# New Invention - Easiest Drawers Ever!



## bassguitarman (Nov 29, 2005)

This guy designs a custom carbide blade for extremely clever bends. I think it is worth watching:


----------



## ATracker (Aug 30, 2010)

Very impressive and I like the fact he showed a strength test! Thanks for posting it!


----------



## hoosierplugger (May 24, 2004)

Very cool. Seems like this would be a breakthrough for the ready to assemble cabinet manufacturers. Only drawback I can see is there's no recess in the bottom of the drawer for a Blum-like drawer slide. Super-slick design.


----------



## goatchze (Aug 1, 2006)

Couldn't hear the audio, but I wonder if its only good for plywood. With plywood, that cut is going to give some side grain gluing area.

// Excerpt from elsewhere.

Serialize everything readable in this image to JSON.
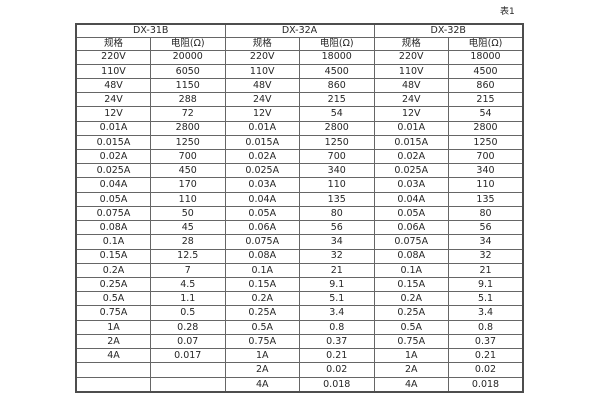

If it were solid wood, you would end up with all end grain and a much weaker joint.


----------



## Pocketfisherman (May 30, 2005)

Brilliant!


----------



## fy0834 (Jan 18, 2011)

Great shop!


----------



## JavelinaRuss (Jul 24, 2007)

Pretty sharp!

Sent from my SAMSUNG-SM-G870A using Tapatalk


----------



## Ready.Fire.Aim (Sep 22, 2009)

Amazing. I hope he makes enough to retire on the royalties.


----------